In a rather unusual response to the situation, Arvind Jadhav, CMD of Air India, decided to put the blame on his predecessors and the political leadership. Yes, he does not deserve all the blame for the situation in which AI finds itself today. But he is also no new guest to the party. The day the strike was called off, he had completed 2 years & 2 days as the top guy for the job to turn around AI. Are we to understand that all this while, for the past two years, he could not hear a single voice of request from the end of the Indian Commercial Pilots Association (ICPA; a body that represents the pilots of the erstwhile IA)?
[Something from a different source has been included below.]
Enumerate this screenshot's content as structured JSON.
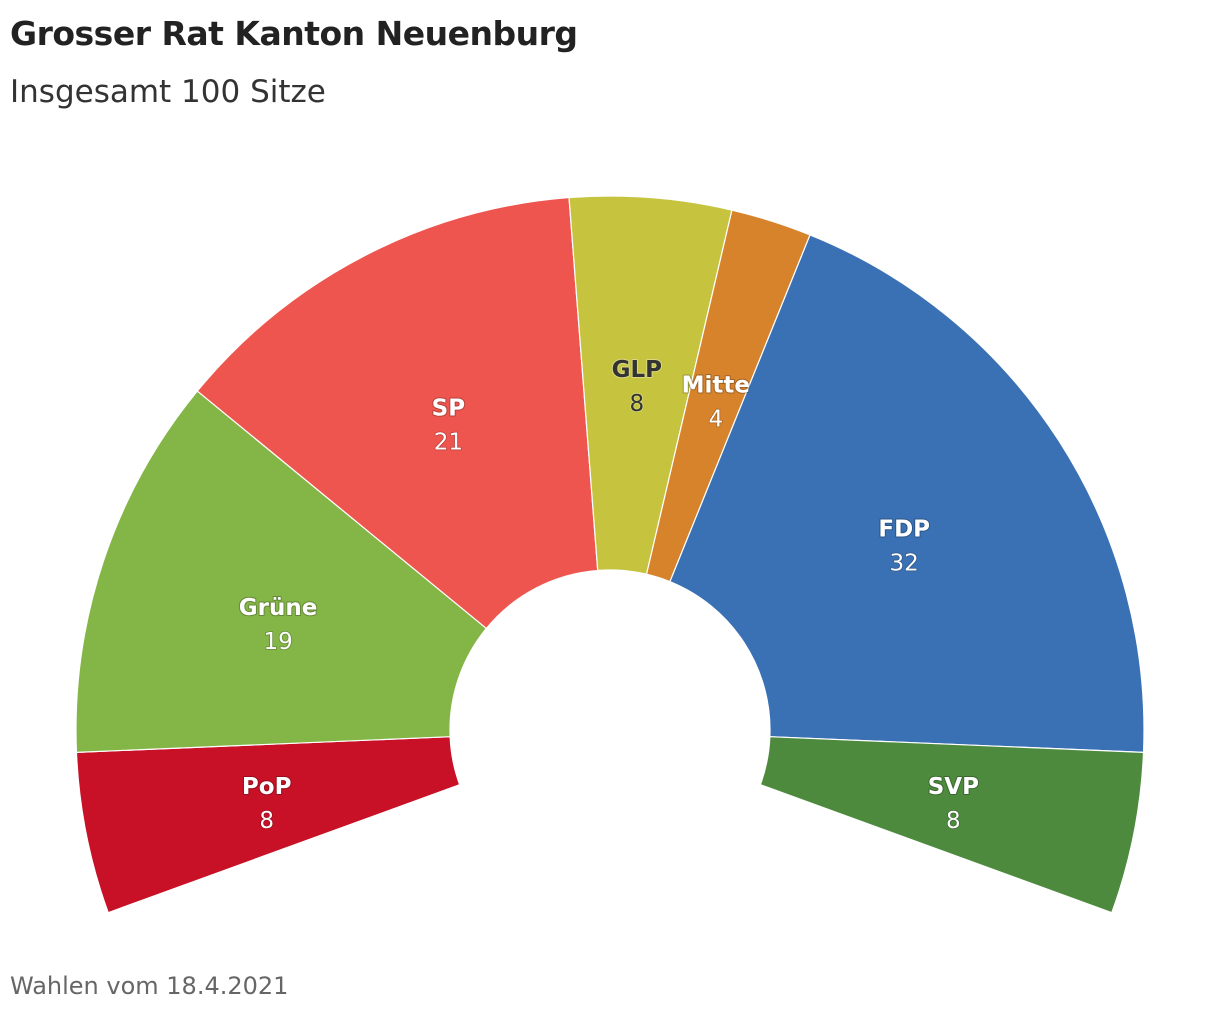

Truth is – for the past four years, AI has been virtually sleeping over ICPA’s demands. Since May 1, 2007 – when the IA & AI merger was signed, and the National Aviation Company of India Ltd., NACIL was born – pilots of the erstwhile IA have been pleading for pay parity. According to the Chief Labour Commissioner’s (CLC) report on the failure of the reconciliation talks that led to the ongoing pilots’ strike, the airline management turned down the pilots’ demand for fixed flying hours and layover allowance. ICPA had demanded a fixed allowance for 75 flying hours a month and also sought a monthly layover allowance, which covers expenses incurred by a pilot in a foreign city between flights, of $1,600 for commanders and $1,300 for co-pilots for operating international flights. “The ICPA representative stated that despite giving repeated assurances, commitments to the union and CLC in past proceedings with definite deadlines, the management has repeatedly failed to present any concrete proposal on pay parity [with colleagues in the pre-merger AI],” the report said. In fact, the ICPA General Secretary Rishabh Kapur has claimed that AI is not actually making losses and demanded a CBI enquiry into what he called were corruption cases in the airline. [He may be right. But actually, airlines around the world made total losses of $9 billion in 2009 and another $2.8 billion in 2010 (as per IATA)]. ICPA leaders have also alleged that the AI management wants it to go belly up so that its huge assets can be sold at dirt prices. Whatever be the excuses, the allegations & the cross-allegations – truth is, mismanagement at AI is not a fact unknown. Illogical expansions, an untimely merger (just before the downturn), a book of account saddled with debt of Rs.400 billion & Rs.130 billion in accumulated losses – these are “big” signs of trouble.

The fact that the Delhi High Court was forced to intervene (it gave an order to the pilots to withdraw the strike, and also issued contempt notices upon non-compliance), is proof enough that the strike did put the flying public through great inconvenience. Where AI however deserves praise is the manner in which it firmly handled the pilot’s union. It initially derecognised the union for causing the disruption in service and fired its nine leaders from service (six were sacked on April 27 and three more by April 30). It was probably for the first time that the AI management took a sensible decision. But the government’s action spoilt the game. As per company sources, the AI management gave in only after the civil aviation ministry intervened. On May 3, 2011, Civil Aviation Minister Vayalar Ravi had said, “If the agitating pilots of Air India call off their strike, the airline management will take back the pilots who were terminated.” So were they taken back? Yes. But besides taking the trouble makers back, even their union was re-recognised.